Since that sort of fatigue is associated with a number of illnesses, including chronic fatigue syndrome or CFIDs, fibromyalgia, mononucleosis, and Lyme disease, medical testing is imperative to help you and your doctor ascertain why you are so tired. The tricky nature of the Lyme bug can make it difficult to eliminate Lyme as a possibility, even if you test negative. Your best bet is to find a doctor who is experienced in detecting Lyme disease symptoms, so that your overwhelming fatigue doesn't get ignored and written off as simple exhaustion.

Medical pro explains link between protein and healing

You know it's important to eat protein, but do you know why?

According to Jean Reist, R.N., one good reason to get sufficient amounts of protein in your diet while you're healing from Lyme is to keep your lymph system working effectively. The lymph, or lymphatic system, is a major part of the body's immune system. Protein is necessary for transporting trace minerals through what is known as the extracellular matrix within the lymph system. Imagine the matrix as the white of an egg that's just been cracked open. You don't want it to congeal, as an egg white does in a hot pan, because it would get clogged up with toxins.
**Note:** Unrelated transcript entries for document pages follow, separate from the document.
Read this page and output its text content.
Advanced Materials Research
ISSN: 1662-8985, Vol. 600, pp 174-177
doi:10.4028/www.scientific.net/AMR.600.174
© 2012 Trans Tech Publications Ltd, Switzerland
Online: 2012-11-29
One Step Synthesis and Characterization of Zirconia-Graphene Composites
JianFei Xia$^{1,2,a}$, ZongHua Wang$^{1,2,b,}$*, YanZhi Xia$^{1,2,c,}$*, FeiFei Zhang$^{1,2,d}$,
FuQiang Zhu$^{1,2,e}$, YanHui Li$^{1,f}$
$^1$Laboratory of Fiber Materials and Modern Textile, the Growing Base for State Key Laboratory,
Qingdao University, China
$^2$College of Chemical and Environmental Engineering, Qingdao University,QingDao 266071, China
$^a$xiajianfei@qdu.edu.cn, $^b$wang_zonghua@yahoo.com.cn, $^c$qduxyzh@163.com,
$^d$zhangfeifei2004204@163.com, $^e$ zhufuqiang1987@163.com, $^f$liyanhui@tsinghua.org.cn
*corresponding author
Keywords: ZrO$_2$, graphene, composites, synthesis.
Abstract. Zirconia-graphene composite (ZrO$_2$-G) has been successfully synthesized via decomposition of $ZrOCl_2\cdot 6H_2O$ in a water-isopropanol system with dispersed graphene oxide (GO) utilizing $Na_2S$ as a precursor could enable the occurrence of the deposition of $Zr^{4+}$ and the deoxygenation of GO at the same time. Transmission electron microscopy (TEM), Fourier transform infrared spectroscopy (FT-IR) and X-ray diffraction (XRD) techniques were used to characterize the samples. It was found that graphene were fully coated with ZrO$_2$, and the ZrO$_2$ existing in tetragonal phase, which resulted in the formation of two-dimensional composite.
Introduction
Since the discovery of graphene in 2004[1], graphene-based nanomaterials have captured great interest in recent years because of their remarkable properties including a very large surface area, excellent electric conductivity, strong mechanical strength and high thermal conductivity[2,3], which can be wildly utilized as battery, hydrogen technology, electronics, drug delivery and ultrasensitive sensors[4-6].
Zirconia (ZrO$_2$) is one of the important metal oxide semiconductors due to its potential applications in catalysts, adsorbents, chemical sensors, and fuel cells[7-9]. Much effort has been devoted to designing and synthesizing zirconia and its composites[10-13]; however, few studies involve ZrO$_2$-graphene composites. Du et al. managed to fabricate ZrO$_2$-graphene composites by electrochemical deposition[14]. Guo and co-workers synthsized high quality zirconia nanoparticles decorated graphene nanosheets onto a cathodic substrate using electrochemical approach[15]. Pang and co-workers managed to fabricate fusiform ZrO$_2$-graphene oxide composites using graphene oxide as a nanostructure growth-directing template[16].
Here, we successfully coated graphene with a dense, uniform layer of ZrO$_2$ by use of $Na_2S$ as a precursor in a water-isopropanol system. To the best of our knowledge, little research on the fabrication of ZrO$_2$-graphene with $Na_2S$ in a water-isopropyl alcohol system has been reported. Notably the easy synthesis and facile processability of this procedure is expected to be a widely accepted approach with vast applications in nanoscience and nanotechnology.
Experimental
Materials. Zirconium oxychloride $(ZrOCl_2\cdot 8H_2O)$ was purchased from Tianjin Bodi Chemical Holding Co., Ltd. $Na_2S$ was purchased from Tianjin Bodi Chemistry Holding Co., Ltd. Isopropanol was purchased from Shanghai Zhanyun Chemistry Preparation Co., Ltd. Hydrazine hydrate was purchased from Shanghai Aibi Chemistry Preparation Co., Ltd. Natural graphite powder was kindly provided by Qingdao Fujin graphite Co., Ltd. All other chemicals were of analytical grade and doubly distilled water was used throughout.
You want your matrix to stay loose, efficiently transporting nutrients to the cells, and transporting that toxic waste away.

Vegans and vegetarians often eat soy products to boost their protein intake. Yet Reist, who treats Lyme patients in her Pennsylvania clinic, worries that the patients who eat soy may risk getting too much copper in their diets. Soy is high in copper, and evidence suggests that patients trying to heal from Lyme must also get rid of an overload of metals, including copper, mercury, lead and aluminum. She asks her patients to consider eating animal protein such as eggs, fish or whey while fighting Lyme.

Reist observes that vegetarian patients sometimes eat a lot of pasta and grain, which may be easy to prepare, but are high in carbohydrates. She says that for Lyme patients, loading up on pasta and grain instead of protein is not a good idea, for many reasons. For example, the grains wash away magnesium, and she says that Lyme patients tend to have a magnesium deficiency. In addition, carbohydrates drive inflammation, and as you probably are already aware, a big part of overcoming Lyme is fighting the accompanying chronic inflammation.

Jean Reist, R.N., participated in our ongoing expert audio interview series, which is available online for LDRD members.

DOH wants your Lyme story

Want to tell the Pennsylvania Department of Health about your personal experiences with Lyme disease treatment? The Lyme Disease Task Force wants to hear from you. Linda Wales, co-leader of Lyme patient rights group NYPenn Lyme Disease Support Group, posted this letter to the editor of the this morning:

Task force seeks input on Lyme disease
January 4, 2008

It is time for Lyme disease patients to be heard.

The Pennsylvania Department of Health established a Commonwealth Lyme Disease Task Force in 2007 to examine issues and draft recommendations regarding Lyme disease. It was decided feedback from Lyme disease patients is needed. NYPenn Lyme Disease Support Group received notification this task force will host a public hearing from 1 to 4 p.m. Tuesday at the Keystone Building, Hearing Room 1, on Forster Street and Commonwealth Avenue in Harrisburg, Pa. Everyone is welcome; there will be question-and- answer sessions.

They recognize how important it is to receive a wide range of feedback and realize it would be impossible for many Lyme sufferers to attend. Therefore, letters explaining experiences with tick-borne diseases will be accepted through Jan. 31.

Please send to Dr. James Rankin, Pennsylvania Department of Health, Room 933, 7th and Forster Street, Harrisburg, PA 17120 or fax to (717) 772-6975.

Questions may be directed to Dr. James Rankin by telephone at (717) 787-3350.

Lyme disease is quickly becoming a serious health problem in Pennsylvania (and nationally). If you choose to remain silent or think you need to do nothing because someone else will, the Department of Health could believe it is no big deal and may drop the issue.